Aggregators

Based on the Hazelcast MapReduce framework, Aggregators are ready-to-use data aggregations. These are typical operations like sum up values, finding minimum or maximum values, calculating averages, and other operations that you would expect in the relational database world.

Aggregation operations are implemented, as mentioned above, on top of the MapReduce framework and all operations can be achieved using pure MapReduce calls. However, using the Aggregation feature is more convenient for a big set of standard operations.

Aggregations Basics

This section will quickly guide you through the basics of the Aggregations framework and some of its available classes. We also will implement a first base example.

Aggregations are available on both types of map interfaces, com.hazelcast.core.IMap and com.hazelcast .core.MultiMap, using the aggregate methods. Two overloaded methods are available that customize resource management of the underlying MapReduce framework by supplying a custom configured com.hazelcast.mapreduce.JobTracker instance. To find out how to configure the MapReduce framework, please see the JobTracker Configuration section. We will later see another way to configure the automatically used MapReduce framework if no special JobTracker is supplied.

To make Aggregations more convenient to use and future proof, the API is heavily optimized for Java 8 and future versions. The API is still fully compatible with any Java version Hazelcast supports (Java 6 and Java 7). The biggest difference is how you work with the Java generics: on Java 6 and 7, the process to resolve generics is not as strong as on Java 8 and upcoming Java versions. In addition, the whole Aggregations API has full Java 8 Project Lambda (or Closure, JSR 335) support.

For illustration of the differences in Java 6 and 7 in comparison to Java 8, we will have a quick look at code examples for both. After that, we will focus on using Java 8 syntax to keep examples short and easy to understand, and we will see some hints as to what the code looks like in Java 6 or 7.

The first example will produce the sum of some int values stored in a Hazelcast IMap. This example does not use much of the functionality of the Aggregations framework, but it will show the main difference.

IMap<String, Integer> personAgeMapping = hazelcastInstance.getMap( "person-age" );
for ( int i = 0; i < 1000; i++ ) {
  String lastName = RandomUtil.randomLastName();
  int age = RandomUtil.randomAgeBetween( 20, 80 );
  personAgeMapping.put( lastName, Integer.valueOf( age ) );
}

With our demo data prepared, we can see how to produce the sums in different Java versions.

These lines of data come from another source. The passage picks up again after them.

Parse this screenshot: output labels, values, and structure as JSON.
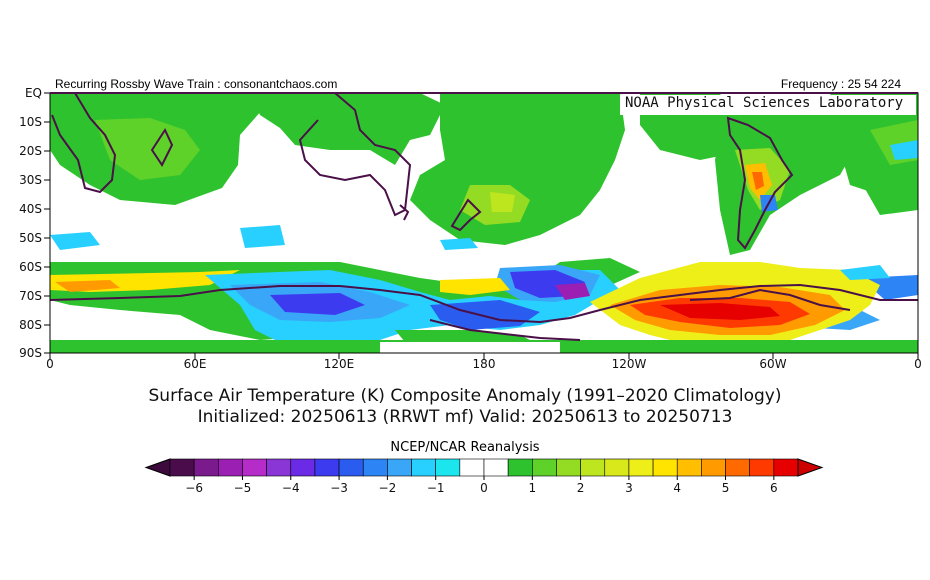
{
  "header": {
    "left": "Recurring Rossby Wave Train : consonantchaos.com",
    "right": "Frequency : 25 54 224",
    "lab": "NOAA Physical Sciences Laboratory"
  },
  "axes": {
    "lat_labels": [
      "EQ",
      "10S",
      "20S",
      "30S",
      "40S",
      "50S",
      "60S",
      "70S",
      "80S",
      "90S"
    ],
    "lon_labels": [
      "0",
      "60E",
      "120E",
      "180",
      "120W",
      "60W",
      "0"
    ]
  },
  "title": {
    "line1": "Surface Air Temperature (K) Composite Anomaly (1991–2020 Climatology)",
    "line2": "Initialized: 20250613 (RRWT mf) Valid: 20250613 to 20250713"
  },
  "colorbar": {
    "title": "NCEP/NCAR Reanalysis",
    "tick_labels": [
      "−6",
      "−5",
      "−4",
      "−3",
      "−2",
      "−1",
      "0",
      "1",
      "2",
      "3",
      "4",
      "5",
      "6"
    ],
    "colors": [
      "#4a0c4a",
      "#7a1a8c",
      "#9b1fb3",
      "#b52cc8",
      "#8a36d6",
      "#6a2ae6",
      "#3d3bf0",
      "#2b5cf0",
      "#2d84f5",
      "#3aa6f8",
      "#27d0ff",
      "#1be6ee",
      "#ffffff",
      "#ffffff",
      "#2ec32e",
      "#5fd22a",
      "#94dc23",
      "#bde61f",
      "#d8e81a",
      "#eeee19",
      "#ffe400",
      "#ffbf00",
      "#ff9a00",
      "#ff6a00",
      "#ff3a00",
      "#e60000"
    ]
  }
}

Aggregations and Java 6 or Java 7

Since Java 6 and 7 are not as strong on resolving generics as Java 8, you need to be a bit more verbose with the code you write. You might also consider using raw types, but breaking the type safety to ease this process.

For a short introduction on what the following code example means, look at the source code comments. We will later dig deeper into the different options.

// No filter applied, select all entries
Supplier<String, Integer, Integer> supplier = Supplier.all();
// Choose the sum aggregation
Aggregation<String, Integer, Integer> aggregation = Aggregations.integerSum();
// Execute the aggregation
int sum = personAgeMapping.aggregate( supplier, aggregation );

Aggregations and Java 8

With Java 8, the Aggregations API looks simpler because Java 8 can resolve the generic parameters for us. That means the above lines of Java 6/7 example code will end up in just one easy line on Java 8.

int sum = personAgeMapping.aggregate( Supplier.all(), Aggregations.integerSum() );

Quick look at the MapReduce Framework

As mentioned before, the Aggregations implementation is based on the Hazelcast MapReduce framework and therefore you might find overlaps in their APIs. One overload of the aggregate method can be supplied with a JobTracker which is part of the MapReduce framework.

If you implement your own aggregations, you will use a mixture of the Aggregations and the MapReduce API. If you will implement your own aggregation, e.g. to make the life of colleagues easier, please read the Implementing Aggregations section.

For the full MapReduce documentation please see the MapReduce section.